* * *
Дункан в панике вернулся в свой номер – каким же глупцом он был, дав Бьюэлле адрес их отеля! Ему следовало подумать об опасности, о вероятности того, что Грэм свяжется с Вайолет или что она, заподозрив неладное, позвонит ему. Дункан сам привел Грэма прямо к их двери. Теперь ему придется найти выход. Возможно, ему следует разбудить Джину, пожаловаться на жуткую боль и настоять на том, чтобы отправиться в больницу. Риск состоял в том, что Грэм мог перехватить их, а даже если и нет, он все равно примется искать их в больницах города. Решение должно было найтись, но Дункан не мог его придумать. Когда он сел на кровать, его разум затуманился от лекарств и абсолютного утомления. Его тело казалось отяжелевшим, словно его пытались вдавить в матрас. В какой-то момент он сдался и лег, намереваясь недолго отдохнуть, проветрить голову. Вместо этого он погрузился в глубокий сон.

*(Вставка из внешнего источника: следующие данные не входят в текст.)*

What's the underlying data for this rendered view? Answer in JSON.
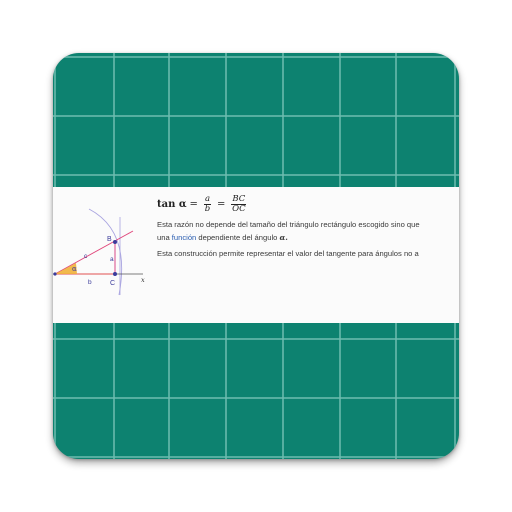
{
  "app_icon": {
    "tile_color": "#0d8270",
    "grid_line_color": "#6fbcb0",
    "formula": {
      "lhs": "tan α",
      "eq": "=",
      "frac1_num": "a",
      "frac1_den": "b",
      "frac2_num": "BC",
      "frac2_den": "OC"
    },
    "paragraph1_line1": "Esta razón no depende del tamaño del triángulo rectángulo escogido sino que",
    "paragraph1_line2_prefix": "una ",
    "paragraph1_link": "función",
    "paragraph1_line2_suffix": " dependiente del ángulo ",
    "paragraph1_symbol": "α.",
    "paragraph2": "Esta construcción permite representar el valor del tangente para ángulos no a",
    "diagram_labels": {
      "B": "B",
      "C": "C",
      "a": "a",
      "b": "b",
      "c": "c",
      "alpha": "α",
      "x": "x"
    }
  }
}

Дункан проснулся уже при утреннем свете. Жаркие лучи солнца проникали сквозь шторы. Простыни были сухими, его лихорадка, должно быть, прошла. Он потянулся и почувствовал боль в груди, причем еще более острую. Медленно повернувшись, он увидел, что место Джины в постели пусто. Дункан резко вскочил с кровати. Что, если за те несколько часов, в которые он по глупости позволил себе поспать, Грэм добрался до Джины?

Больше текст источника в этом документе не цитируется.